Clichês jornalísticos são divertidos, mas prejudiciais
Uma câmera mostra o rapaz correndo desesperado, como se fosse tirar o pai da forca. Outra câmera mostra os portões se fechando devagarinho. As duas imagens se tornam uma só: o rapaz implorando para entrar, sob o olhar indiferente dos funcionários. Ele perdeu o horário da prova por 0,5 segundos.
Esta cena se repete nos noticiários da TV desde os anos 70, quando o vestibular se massificou. E continua em cartaz até hoje, agora por causa do Enem. Não é uma notícia que impacte a vida de ninguém. Mas por que ela se tornou um clichê jornalístico?
Talvez porque ela atenda ao sadismo latente dos espectadores. Adoramos ver alguém se estrepando, ainda mais se a "culpa" é da própria pessoa. De que adiantou estudar um ano inteiro, só para perder a hora no dia D? Bem feito, hahaha.
Mas a cena se repete também por causa de uma certa preguiça que permeia o jornalismo. Estes clichês são ainda mais frequentes quando se referem a acontecimentos periódicos, como eleições ou feriados.
"Brasileiros votam na festa da democracia". "Como é o Natal de quem trabalha no dia 25 de dezembro". "Vai faltar peixe na Semana Santa". Quantas vezes já nos deparamos com essas manchetes?
Tantas repetições seriam até engraçadas se não houvesse nada mais a dizer sobre determinados assuntos. Mas é claro que há: basta pensar um pouquinho. Os benefícios seriam consideráveis.
Vou dar um exemplo concreto. O verão se aproxima, e com ele a temporada de chuvas torrenciais. Claro que haverá enchentes e deslizamentos. É natural (mas não é aceitável) que governantes reajam com surpresa, como se nunca chovesse nessa época. Mas a imprensa não pode reagir do mesmo jeito.

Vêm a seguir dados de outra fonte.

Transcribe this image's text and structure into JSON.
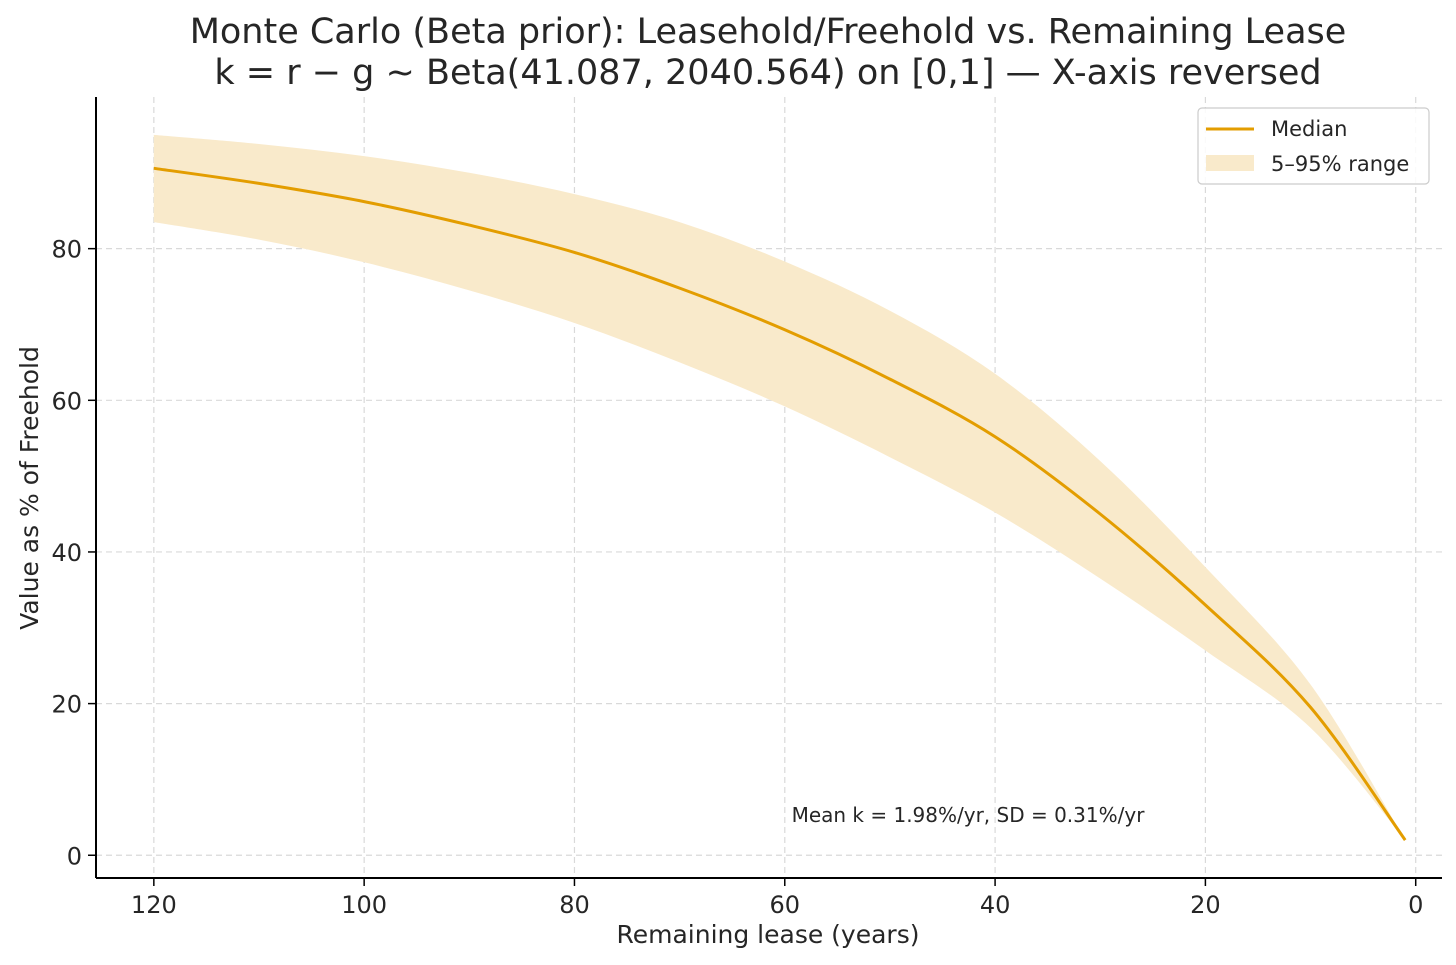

"Choveu mais em um único dia do que estava previsto para um mês inteiro". Há quantos anos não escutamos esta frase? O espanto com as tempestades de verão é tão ridículo quanto alguém se admirar com o fato do ano novo começar em 1º de janeiro.
Ao invés de reagir com surpresa (e assim fazer o jogo de quem está no poder), os jornalistas têm o dever de se antecipar. Checar se obras foram feitas e cobrar por que não foram. Ajudar o público a se prevenir. Correr na frente, não atrás.
Os clichês jornalísticos nos dão uma falsa sensação de segurança. "Tudo continua como sempre foi". Mas isto é mentira. O mundo muda cada vez mais rápido. E quem não se apressar para entender essas mudanças corre o risco de dar com o nariz na porta.